RW wrote:
spamd adjusts the number of children when it gets a message from
one of them reporting that it's idle. If you have all the busy
children locked-up, and have N idle children and then exactly N
messages that trigger the buggy regex come in at the same time,
you lock-up all the children and wont get any new idle events.
In your case (--min-spare=1 --max-spare=1) you have N=1 which
turns a rare scenario into a common one.
Sorry that's wrong. It should be when all of the busy children are
locked-up and you get a consecutive run of "bad" messages that
lockup-up all the remaining idle processes, you wont get any new
idle events.
The point's the same though if you have higher values of min-spare
and max-spare, it's less likely to happen.
I was describing the special case of how spamd could run out of
children without hitting max-children.
Hm.
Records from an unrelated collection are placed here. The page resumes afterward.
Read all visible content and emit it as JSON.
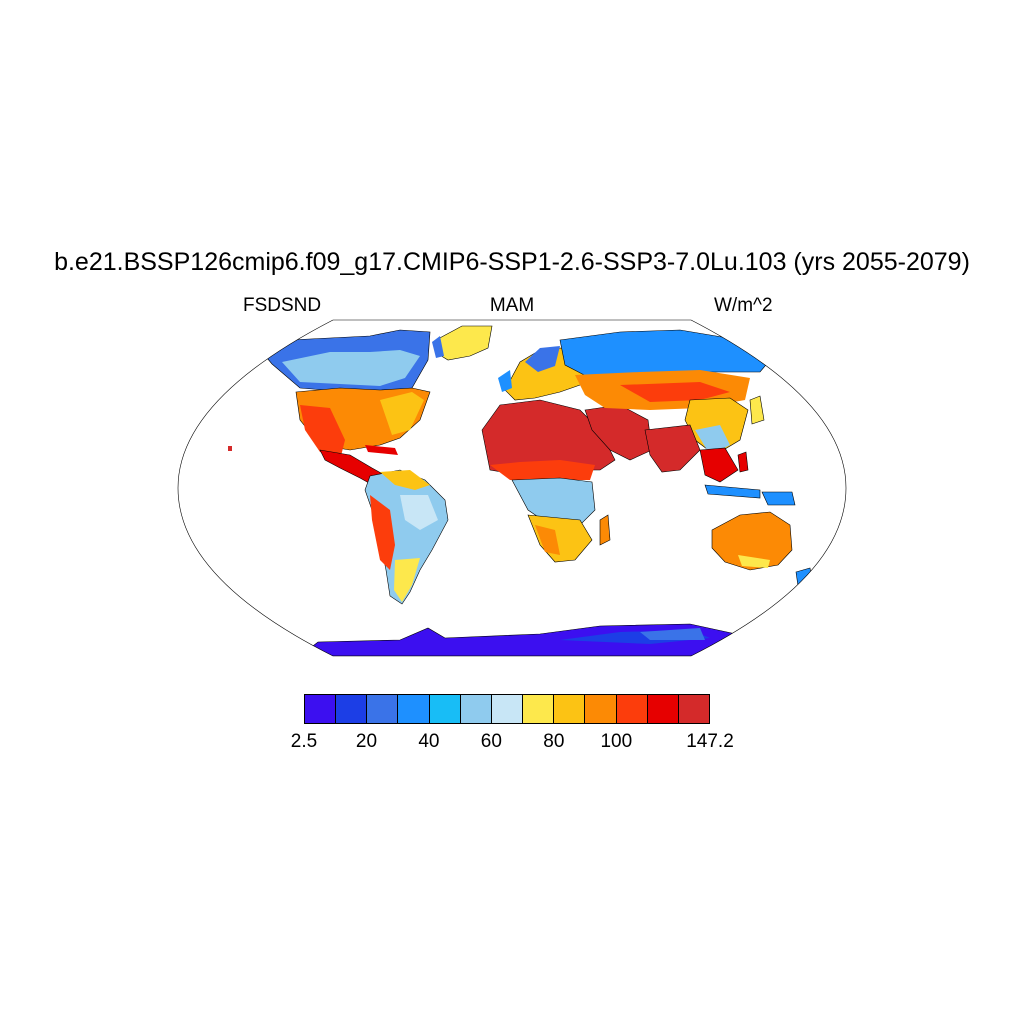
{
  "title": "b.e21.BSSP126cmip6.f09_g17.CMIP6-SSP1-2.6-SSP3-7.0Lu.103 (yrs 2055-2079)",
  "left_label": "FSDSND",
  "center_label": "MAM",
  "right_label": "W/m^2",
  "colorbar": {
    "colors": [
      "#3c0ff0",
      "#1c3ee6",
      "#3a73e8",
      "#1e90ff",
      "#18bdf6",
      "#8fcbee",
      "#c8e6f6",
      "#fde84c",
      "#fcc314",
      "#fc8a05",
      "#fc3d0c",
      "#e60000",
      "#d42a2a"
    ],
    "tick_labels": [
      "2.5",
      "20",
      "40",
      "60",
      "80",
      "100",
      "147.2"
    ]
  },
  "legend_colors": {
    "ocean_background": "#ffffff",
    "coastline": "#000000"
  }
}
I think I sort of get where you're going but I'm not sure I see the
whole picture. Can you lay out a timeline for what happens in this case?
I think the important question here is whether you see high CPU usage
when it locks-up with more "Bs" than you have cores. If you don't then
it's not a problem regex.
Mm, not for the entire period of the lockup. If there's a large message
with gobs of text to chew on, a child will peg a core for up to ~35s
when running normally, and I don't think I've seen any cores pegged for
an extended period when I've caught an incident live.
It depends what you mean by "accepting new connections". If you mean
the TCP handshake then I've no idea, but I think anything higher needs
idle children.
Mmyeah, that's part of what's bugging me. Our monitoring uses the
check_tcp plugin for Nagios like so:
$USER1$/check_tcp -H '$HOSTADDRESS$' -p '$ARG1$' -E -s 'PING
SPAMC/1.4\n' -e 'SPAMD/1.5 0 PONG'
and during these failures it returns a timeout. From testing by hand I
don't think it returns anything different for a TCP failure vs "timeout
waiting for command", but since I haven't been able to reproduce the
failure in any test environments I've been short on by-hand testing for
comparison.
-kgd